Where considerations of site and space allow, the buildings themselves are a development of the exemplar designs developed by architects Wilkinson Eyre as part of the Government’s Schools for the Future initiative in 2003. The exemplar scheme took the form of a ‘kit of parts’ that could be applied across a range of academic and organisational scenarios, and to a range of site contexts.

Central to the kit of parts is the distinctive two-storey triangular ‘learning cluster’ that can accommodate up to 300 students as a ‘school within a school ’.

Both Bristol Metropolitan Academy and Bridge Learning Campus, an ‘all-through’ school offering facilities for students from nursery through to post-18 vocational training, use the learning cluster. Within the cluster, the space is highly flexible and has been used to create a variety of different spaces. It also helps to break down the scale of the school, which could otherwise be alienating to newcomers.

Stafford Critchlow says: “The issues facing seven-year-olds and 17-year-olds are very different.

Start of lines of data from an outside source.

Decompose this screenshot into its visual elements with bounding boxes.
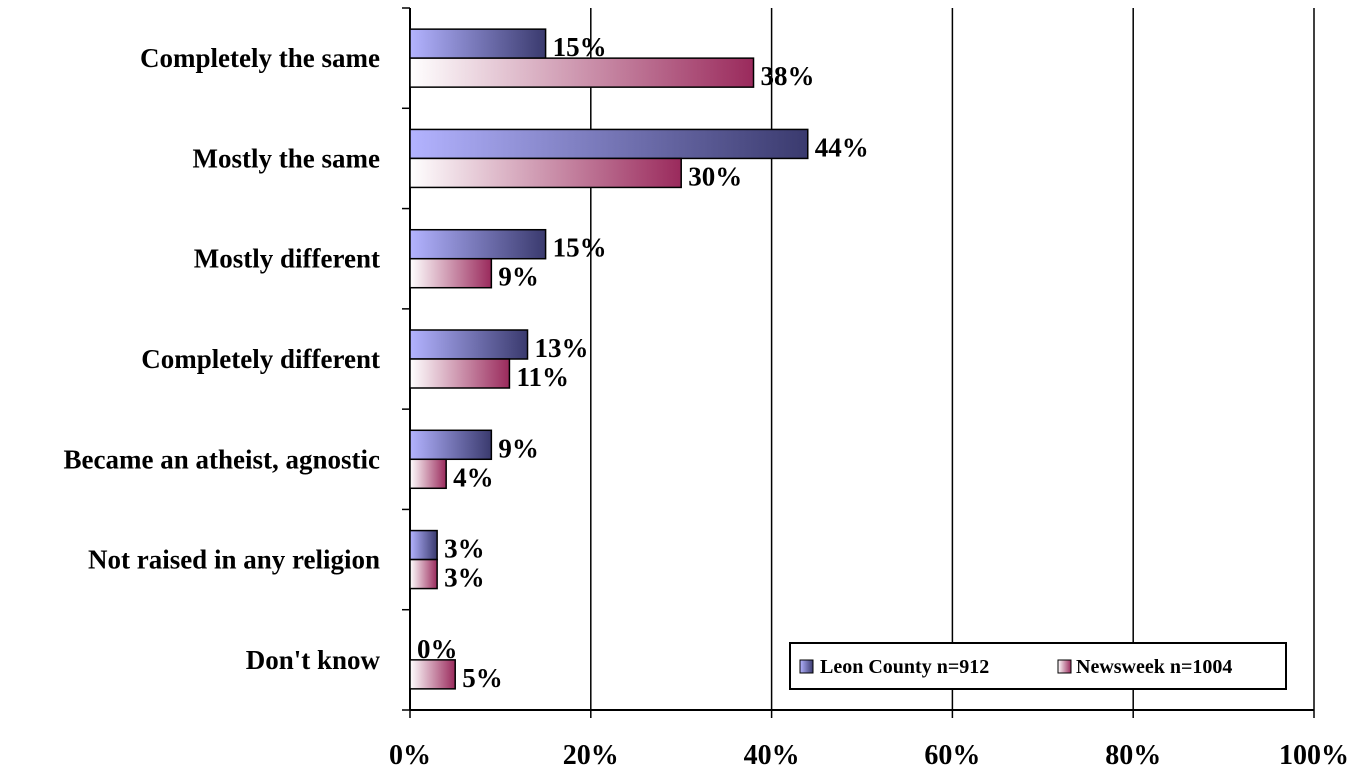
- data-label-newsweek-n-1004-mostly-the-same: 30%: [688, 161, 742, 191]
- data-label-leon-county-n-912-completely-the-same: 15%: [553, 32, 607, 62]
- x-tick-label: 100%: [1279, 740, 1349, 771]
- legend-label-leon-county: Leon County n=912: [820, 656, 989, 678]
- bars: [409, 28, 809, 690]
- bar-leon-county-n-912-mostly-different: [409, 228, 547, 260]
- bar-newsweek-n-1004-became-an-atheist-agnostic: [409, 458, 447, 490]
- category-label-completely-the-same: Completely the same: [140, 43, 380, 73]
- bar-newsweek-n-1004-not-raised-in-any-religion: [409, 558, 438, 590]
- data-label-leon-county-n-912-not-raised-in-any-religion: 3%: [444, 534, 485, 564]
- bar-newsweek-n-1004-mostly-different: [409, 257, 493, 289]
- x-tick-label: 0%: [389, 740, 431, 771]
- data-label-newsweek-n-1004-mostly-different: 9%: [498, 262, 539, 292]
- data-label-leon-county-n-912-became-an-atheist-agnostic: 9%: [498, 433, 539, 463]
- bar-newsweek-n-1004-completely-different: [409, 358, 511, 389]
- gridlines: [590, 8, 1315, 710]
- data-label-leon-county-n-912-completely-different: 13%: [535, 333, 589, 363]
- axes: 0% 20% 40% 60% 80% 100%: [389, 7, 1349, 771]
- data-label-leon-county-n-912-mostly-the-same: 44%: [815, 132, 869, 162]
- bar-leon-county-n-912-completely-different: [409, 329, 529, 360]
- category-label-not-raised-in-any-religion: Not raised in any religion: [88, 545, 380, 575]
- legend-box: [789, 642, 1287, 690]
- legend: Leon County n=912 Newsweek n=1004: [789, 642, 1287, 690]
- x-tick-label: 60%: [924, 740, 980, 771]
- data-label-leon-county-n-912-mostly-different: 15%: [553, 233, 607, 263]
- bar-newsweek-n-1004-completely-the-same: [409, 57, 755, 88]
- bar-newsweek-n-1004-don-t-know: [409, 659, 456, 690]
- bar-leon-county-n-912-became-an-atheist-agnostic: [409, 429, 493, 461]
- category-label-became-an-atheist-agnostic: Became an atheist, agnostic: [64, 444, 380, 474]
- category-label-don-t-know: Don't know: [246, 645, 381, 675]
- legend-swatch-newsweek: [1057, 659, 1072, 674]
- labels: Completely the same 15% 38% Mostly the same…: [64, 32, 869, 693]
- data-label-leon-county-n-912-don-t-know: 0%: [417, 634, 458, 664]
- x-tick-label: 40%: [744, 740, 800, 771]
- x-tick-label: 80%: [1105, 740, 1161, 771]
- data-label-newsweek-n-1004-completely-the-same: 38%: [761, 61, 815, 91]
- category-label-mostly-the-same: Mostly the same: [193, 143, 380, 173]
- data-label-newsweek-n-1004-not-raised-in-any-religion: 3%: [444, 563, 485, 593]
- category-label-mostly-different: Mostly different: [194, 244, 380, 274]
- legend-label-newsweek: Newsweek n=1004: [1076, 656, 1232, 678]
- bar-leon-county-n-912-not-raised-in-any-religion: [409, 529, 438, 561]
- legend-swatch-leon-county: [799, 659, 814, 674]
- category-label-completely-different: Completely different: [141, 344, 380, 374]
- data-label-newsweek-n-1004-don-t-know: 5%: [462, 663, 503, 693]
- bar-leon-county-n-912-completely-the-same: [409, 28, 547, 59]
- x-tick-label: 20%: [563, 740, 619, 771]
- data-label-newsweek-n-1004-completely-different: 11%: [516, 362, 569, 392]
- bar-leon-county-n-912-mostly-the-same: [409, 128, 809, 160]
- bar-newsweek-n-1004-mostly-the-same: [409, 157, 682, 189]
- data-label-newsweek-n-1004-became-an-atheist-agnostic: 4%: [453, 462, 494, 492]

So our design for Bridge Learning Campus allows each group to withdraw into its own spaces while providing some superb shared facilities. So, for example, the primary school students get to use the secondary school’s fantastic music school and library.

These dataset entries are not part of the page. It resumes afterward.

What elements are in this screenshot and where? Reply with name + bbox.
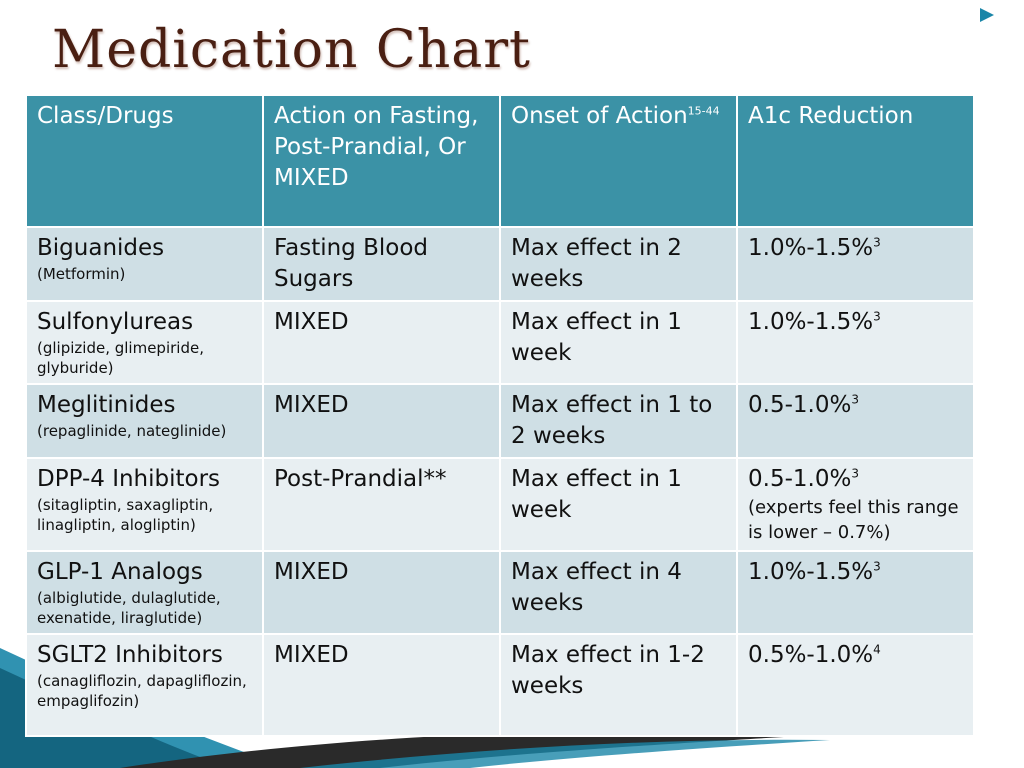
- cell-onset: Max effect in 1 week: [499, 300, 738, 385]
- cell-onset: Max effect in 1 to 2 weeks: [499, 383, 738, 459]
- cell-class: SGLT2 Inhibitors (canagliflozin, dapagli…: [25, 633, 264, 737]
- drug-class-name: GLP-1 Analogs: [37, 559, 203, 585]
- cell-onset: Max effect in 4 weeks: [499, 550, 738, 635]
- slide-title: Medication Chart: [52, 20, 531, 80]
- cell-a1c: 1.0%-1.5%3: [736, 300, 975, 385]
- cell-class: Biguanides (Metformin): [25, 226, 264, 302]
- drug-class-name: SGLT2 Inhibitors: [37, 642, 223, 668]
- a1c-note: (experts feel this range is lower – 0.7%…: [748, 497, 959, 543]
- table-row: GLP-1 Analogs (albiglutide, dulaglutide,…: [25, 550, 975, 635]
- cell-class: Sulfonylureas (glipizide, glimepiride, g…: [25, 300, 264, 385]
- cell-action: MIXED: [262, 300, 501, 385]
- cell-action: Post-Prandial**: [262, 457, 501, 552]
- cell-a1c: 1.0%-1.5%3: [736, 550, 975, 635]
- cell-class: Meglitinides (repaglinide, nateglinide): [25, 383, 264, 459]
- table-row: Sulfonylureas (glipizide, glimepiride, g…: [25, 300, 975, 385]
- table-row: Biguanides (Metformin) Fasting Blood Sug…: [25, 226, 975, 302]
- cell-action: Fasting Blood Sugars: [262, 226, 501, 302]
- table-row: DPP-4 Inhibitors (sitagliptin, saxaglipt…: [25, 457, 975, 552]
- cell-a1c: 0.5%-1.0%4: [736, 633, 975, 737]
- drug-class-name: DPP-4 Inhibitors: [37, 466, 221, 492]
- cell-action: MIXED: [262, 383, 501, 459]
- header-class-drugs: Class/Drugs: [25, 94, 264, 228]
- medication-table: Class/Drugs Action on Fasting, Post-Pran…: [25, 94, 975, 737]
- drug-examples: (canagliflozin, dapagliflozin, empaglifo…: [37, 672, 247, 710]
- drug-class-name: Biguanides: [37, 235, 165, 261]
- bullet-arrow-icon: [980, 8, 994, 22]
- header-onset: Onset of Action15-44: [499, 94, 738, 228]
- drug-class-name: Meglitinides: [37, 392, 176, 418]
- cell-a1c: 1.0%-1.5%3: [736, 226, 975, 302]
- drug-class-name: Sulfonylureas: [37, 309, 194, 335]
- cell-a1c: 0.5-1.0%3 (experts feel this range is lo…: [736, 457, 975, 552]
- header-action: Action on Fasting, Post-Prandial, Or MIX…: [262, 94, 501, 228]
- cell-action: MIXED: [262, 550, 501, 635]
- drug-examples: (repaglinide, nateglinide): [37, 422, 227, 440]
- cell-action: MIXED: [262, 633, 501, 737]
- drug-examples: (sitagliptin, saxagliptin, linagliptin, …: [37, 496, 214, 534]
- drug-examples: (albiglutide, dulaglutide, exenatide, li…: [37, 589, 221, 627]
- cell-onset: Max effect in 1-2 weeks: [499, 633, 738, 737]
- header-a1c: A1c Reduction: [736, 94, 975, 228]
- cell-a1c: 0.5-1.0%3: [736, 383, 975, 459]
- table-row: SGLT2 Inhibitors (canagliflozin, dapagli…: [25, 633, 975, 737]
- cell-class: DPP-4 Inhibitors (sitagliptin, saxaglipt…: [25, 457, 264, 552]
- table-header-row: Class/Drugs Action on Fasting, Post-Pran…: [25, 94, 975, 228]
- drug-examples: (Metformin): [37, 265, 126, 283]
- cell-onset: Max effect in 1 week: [499, 457, 738, 552]
- drug-examples: (glipizide, glimepiride, glyburide): [37, 339, 204, 377]
- cell-class: GLP-1 Analogs (albiglutide, dulaglutide,…: [25, 550, 264, 635]
- cell-onset: Max effect in 2 weeks: [499, 226, 738, 302]
- table-row: Meglitinides (repaglinide, nateglinide) …: [25, 383, 975, 459]
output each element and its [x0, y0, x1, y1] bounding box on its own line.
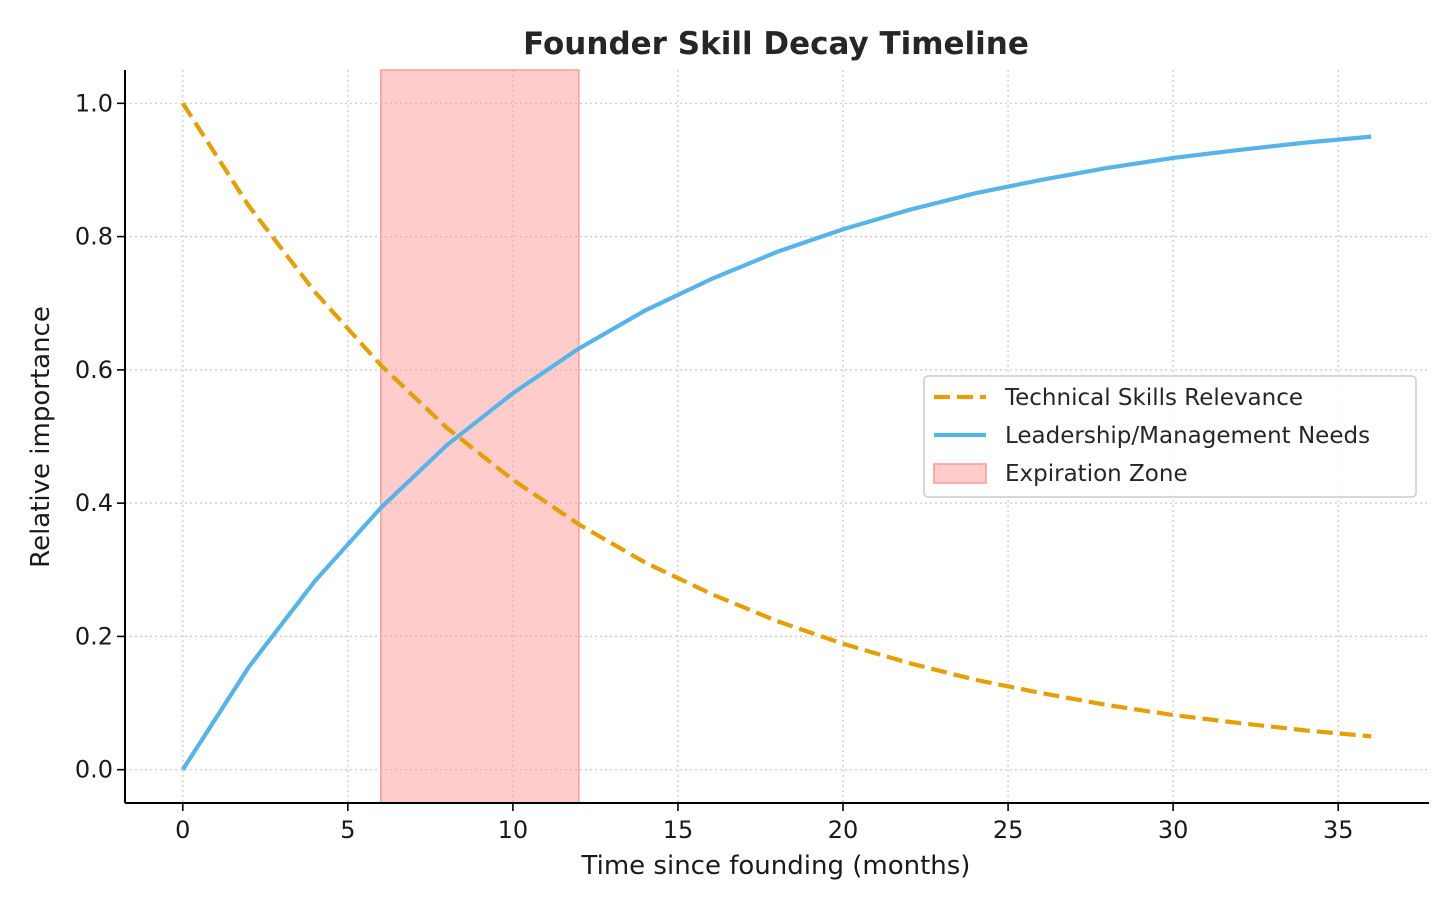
y-ticks: 0.0 0.2 0.4 0.6 0.8 1.0: [75, 89, 125, 784]
legend-zone-swatch: [933, 463, 987, 484]
legend-label: Technical Skills Relevance: [1004, 385, 1303, 411]
x-ticks: 0 5 10 15 20 25 30 35: [175, 803, 1353, 844]
x-tick-label: 10: [498, 816, 529, 844]
y-tick-label: 0.8: [75, 223, 113, 251]
series-lines: [181, 102, 1372, 771]
y-tick-label: 0.6: [75, 356, 113, 384]
y-tick-label: 0.4: [75, 489, 113, 517]
y-tick-label: 0.2: [75, 622, 113, 650]
legend-box: [923, 375, 1417, 498]
x-tick-label: 0: [175, 816, 190, 844]
y-axis-label: Relative importance: [26, 306, 56, 568]
y-tick-label: 0.0: [75, 756, 113, 784]
legend-label: Leadership/Management Needs: [1005, 423, 1370, 449]
x-tick-label: 15: [663, 816, 694, 844]
x-tick-label: 30: [1158, 816, 1189, 844]
legend-label: Expiration Zone: [1005, 461, 1188, 487]
expiration-zone-region: [380, 69, 580, 804]
y-tick-label: 1.0: [75, 89, 113, 117]
technical-skills-line: [181, 102, 1372, 739]
legend: Technical Skills Relevance Leadership/Man…: [923, 375, 1417, 498]
axes: [124, 70, 1429, 804]
x-axis-label: Time since founding (months): [581, 851, 971, 881]
leadership-needs-line: [181, 134, 1372, 771]
x-tick-label: 20: [828, 816, 859, 844]
chart-title: Founder Skill Decay Timeline: [523, 26, 1029, 62]
shaded-regions: [380, 69, 580, 804]
grid-lines: [125, 70, 1429, 803]
x-tick-label: 35: [1323, 816, 1354, 844]
x-tick-label: 5: [340, 816, 355, 844]
x-tick-label: 25: [993, 816, 1024, 844]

“This also avoids the typical dip in performance when 11-year-olds change from primary to secondary school.”

Wilkinson Eyre’s approach has won friends among the school teams, as Theresa Thorne, former Headteacher of Bristol Metropolitan Academy, explains: “The designs really captured the vibrancy of the school – we wanted a dedicated students’ entrance that put young people straight into their space. All students now enter though an amazing double height entrance, which really uplifts their perceptions of coming into school.”

She adds: “We’re like a mini city, with all the facilities off an amazing interior street and the language specialism reflected in the central of three clusters. This is a great opportunity for the whole community, allowing us to inspire and engage people around learning in an ICT-rich environment that will enable us to raise aspirations and standards.”

Finally, the schools are designed for use by the whole community, with the sports hall, gym and dance studios at Bristol Brunel Academy accessible outside school hours without the need to open the rest of the school.

David Carter, Executive Principal of the Cabot Learning Federation that includes Bristol Brunel Academy, says: “My criticism in the past was that schools were built with the past in mind – generally looking like refurbished 1980s schools. The great strength of Bristol Brunel Academy is that it doesn’t look like a school at all. It has improved morale and made staff proud to come to work at a challenging time.”